Unavailable index files

tristan · January 22, 2019, 8:53pm

I’ve managed to get myself into a situation where a large number of my index files are unavailable, however the data is all correctly present.

What is the best way to recover this scenario, ideally without re-uploading all the data files?

cdhowie · January 22, 2019, 8:54pm

A simple restic rebuild-index should resolve this problem.

tristan · January 22, 2019, 8:56pm

Awesome - I’ll give that a try. Thanks for your swift reply!!!

tristan · January 22, 2019, 9:01pm

Okay, so in this particular case the data has gone to Glacier - so it’s there, but not available. So my rebuild-index is failing because it’s trying to read the data in.

D.O.Scott · January 22, 2019, 9:58pm

AWS provides a procedure:

https://docs.aws.amazon.com/AmazonS3/latest/user-guide/restore-archived-objects.html

The general nuisance and possible costs probably outweighs the savings in archiving to Glacier.

tristan · January 22, 2019, 10:03pm

Yes. So my usage of restic is really for Disaster Recovery. I plan to, hopefully, never need to restore from Glacier because I know it will cost me.

In theory I can move data files to Glacier using a storage policy as I shouldn’t need to read them in, unless something bad has happened.

So I now cannot rebuild the index and I’m missing the index files on S3. Actually the index files exist in the cache, but they have s slightly different folder structure.

So ideally I’d like to recreate these index files from the cache.

I was also wondering what would happen if I delete the snapshots that those indexes are referred to, and then recreate those backups - will it detect that I already have data files (albeit not readable) stored and therefore not worry about re-uploading?

cdhowie · January 22, 2019, 10:27pm

This post of mine addresses some of the concerns of using Glacier:

Basically, Glacier is not cost-effective for restic except in the case that you never delete any data, and your repository never suffers any kind of corruption. (If corruption happens, restic needs to scan every pack’s header to recover, which means every file under the data prefix will be partially read.)

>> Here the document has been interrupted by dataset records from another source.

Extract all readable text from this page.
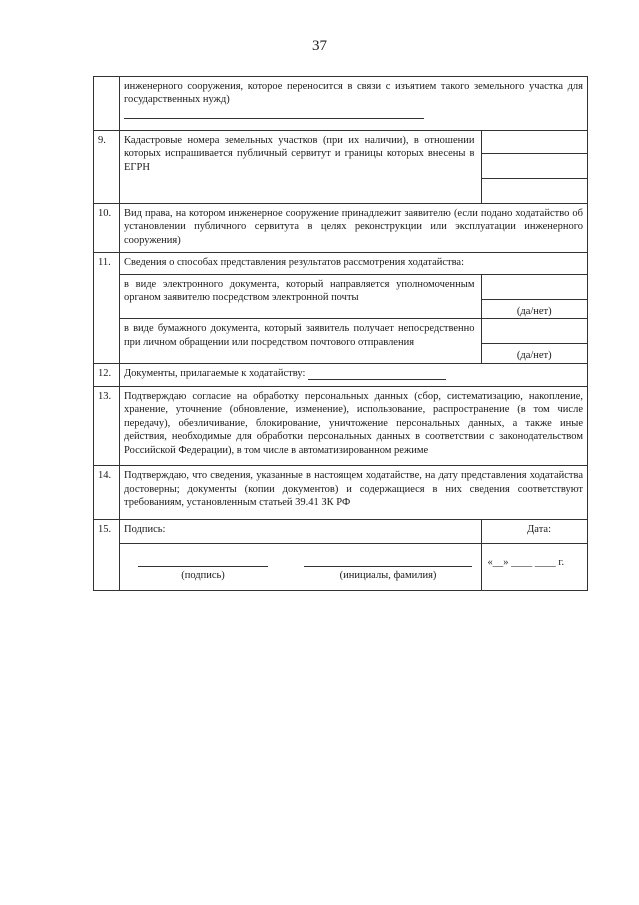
37

инженерного сооружения, которое переносится в связи с изъятием такого земельного участка для государственных нужд)

9.	Кадастровые номера земельных участков (при их наличии), в отношении которых испрашивается публичный сервитут и границы которых внесены в ЕГРН	

10.	Вид права, на котором инженерное сооружение принадлежит заявителю (если подано ходатайство об установлении публичного сервитута в целях реконструкции или эксплуатации инженерного сооружения)
11.	Сведения о способах представления результатов рассмотрения ходатайства:
в виде электронного документа, который направляется уполномоченным органом заявителю посредством электронной почты	
(да/нет)

в виде бумажного документа, который заявитель получает непосредственно при личном обращении или посредством почтового отправления	
(да/нет)

12.	Документы, прилагаемые к ходатайству:
13.	Подтверждаю согласие на обработку персональных данных (сбор, систематизацию, накопление, хранение, уточнение (обновление, изменение), использование, распространение (в том числе передачу), обезличивание, блокирование, уничтожение персональных данных, а также иные действия, необходимые для обработки персональных данных в соответствии с законодательством Российской Федерации), в том числе в автоматизированном режиме
14.	Подтверждаю, что сведения, указанные в настоящем ходатайстве, на дату представления ходатайства достоверны; документы (копии документов) и содержащиеся в них сведения соответствуют требованиям, установленным статьей 39.41 ЗК РФ
15.	Подпись:	Дата:

(подпись)	(инициалы, фамилия)
	«__» ____ ____ г.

For restic to work with Glacier, you must apply the lifecycle policy only to objects under the data/ prefix. If you transition anything else (such as indexes, as you’ve found) then restic will break. The other directories must not be transitioned because:

config: We need this to know the repository configuration.
index/: We need this to know what objects have already been uploaded, so we can avoid uploading duplicate data.
keys/: We need this to decrypt all other files, and to encrypt new data.
locks/: We need this to be able to lock the repository and read other locks; locks are short-lived and small, anyway.
snapshots/: We could possibly get by without this, but some commands might break. In particular, restic snapshots obviously will not work, and it would probably be a good thing to be able to inventory your repository.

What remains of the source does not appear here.